Date	Rainfall: mm/day	P-T: mm/day	Estimated E-T: (PT x say 0.75, to try and reflect the actual situation on the turf) mm/day	E-T less rainfall: mm [Add these figures to SMD figures; and subtract from Water available figures]	Irrigation: mm [Subtract these figures from SMD figures and add to Water available figures]	SMD: mm [Irrigation activated when SMD reaches 10mm]	Water available to plant: mm [Irrigation activated when available water reaches 4mm]	Excess drainage or run-off: mm
May	Balance carried forward from April					6	8	n/a
1	0	2.7	2	2	0	8	6	0
2	0	2.7	2	2	0	10*a	4	0
3	2	2.7	2	0	8	2	12	0
4	0	2.7	2	2	0	4	10	0
5	0	2.7	2	2	0	6	8	0
6	5	2.7	2	-3	0	3	11	0
7	0	2.7	2	2	0	5	9	0
8	12	2.7	2	-10	0	0	14	5*b
9	0	2.7	2	2	0	2	12	0
10	2	2.7	2	0	0	2	12	0
						The sum of these figures must add up to the available water capacity figure, which in this case is 14mm

*^a) When the relevant SMD is reached (i.e. 10mm) then irrigation is applied to bring the figure up to the chosen percentage level of field capacity, in this case it is 90%. Field Capacity is 22mm, 90% of this is 20mm; with PWP taking up 8mm, this leaves a maximum of 12mm of available water to be achieved when the relevant SMD has been reached. Thus, with 4mm of available water already left in the soil another 8mm has to be applied to reach this figure. (4mm within the soil + 8mm as irrigation + 8mm as PWP = 20mm in total = 90% of the field capacity).

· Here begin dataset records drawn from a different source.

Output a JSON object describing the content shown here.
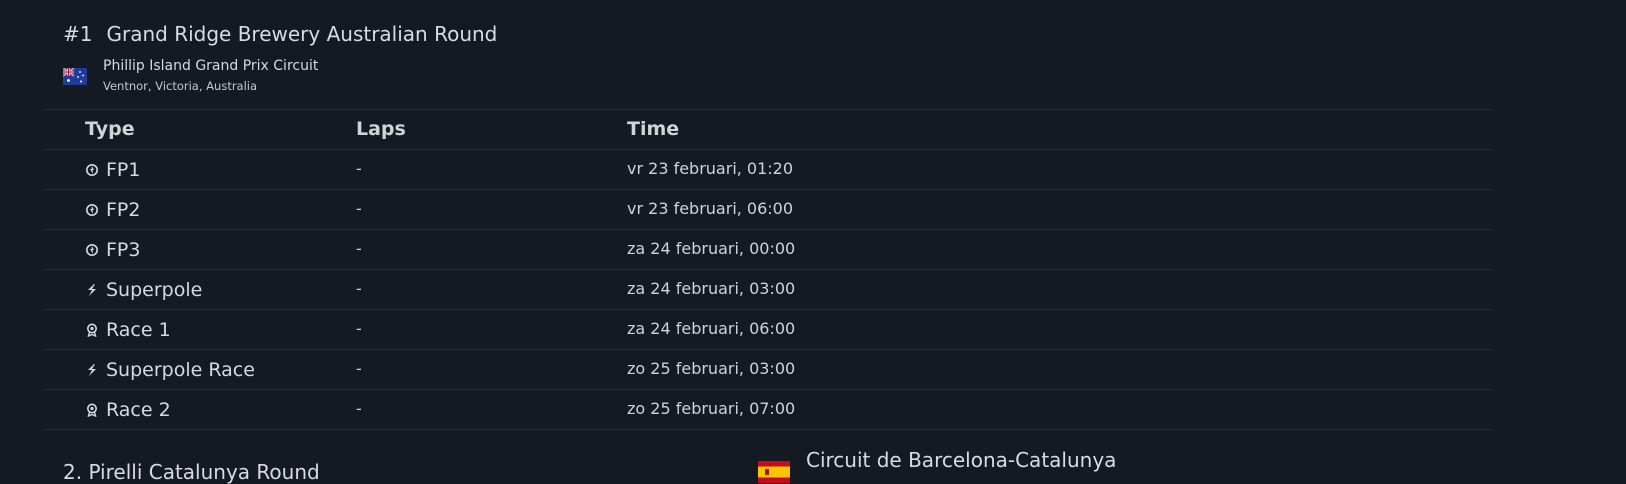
{
  "round": {
    "number": "#1",
    "name": "Grand Ridge Brewery Australian Round",
    "circuit_name": "Phillip Island Grand Prix Circuit",
    "circuit_location": "Ventnor, Victoria, Australia",
    "flag_icon": "australia-flag-icon"
  },
  "table": {
    "headers": {
      "type": "Type",
      "laps": "Laps",
      "time": "Time"
    },
    "rows": [
      {
        "icon": "practice-icon",
        "type": "FP1",
        "laps": "-",
        "time": "vr 23 februari, 01:20"
      },
      {
        "icon": "practice-icon",
        "type": "FP2",
        "laps": "-",
        "time": "vr 23 februari, 06:00"
      },
      {
        "icon": "practice-icon",
        "type": "FP3",
        "laps": "-",
        "time": "za 24 februari, 00:00"
      },
      {
        "icon": "superpole-icon",
        "type": "Superpole",
        "laps": "-",
        "time": "za 24 februari, 03:00"
      },
      {
        "icon": "race-icon",
        "type": "Race 1",
        "laps": "-",
        "time": "za 24 februari, 06:00"
      },
      {
        "icon": "superpole-icon",
        "type": "Superpole Race",
        "laps": "-",
        "time": "zo 25 februari, 03:00"
      },
      {
        "icon": "race-icon",
        "type": "Race 2",
        "laps": "-",
        "time": "zo 25 februari, 07:00"
      }
    ]
  },
  "next_round": {
    "title": "2. Pirelli Catalunya Round",
    "circuit_name": "Circuit de Barcelona-Catalunya",
    "flag_icon": "spain-flag-icon"
  },
  "colors": {
    "background": "#151922",
    "divider": "#272c36",
    "text": "#d6d9de"
  }
}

*^b) SMD cannot be any less than 0, whilst water available to the plant cannot exceed 14, as any higher figure is greater than the field capacity figure and water will consequently drain away freely, or run-off the surface.

This soil balance sheet can be made more sophisticated by having more accurate potential transpiration figures applied to the situation as well as having various estimated evapo-transpiration figures based on the amount of water available to the plant as with less available water the plant will have a reduced actual E-T rate.

Conclusion

The process of irrigating turf needs a methodical approach to be taken if water is to be applied in an effective manner.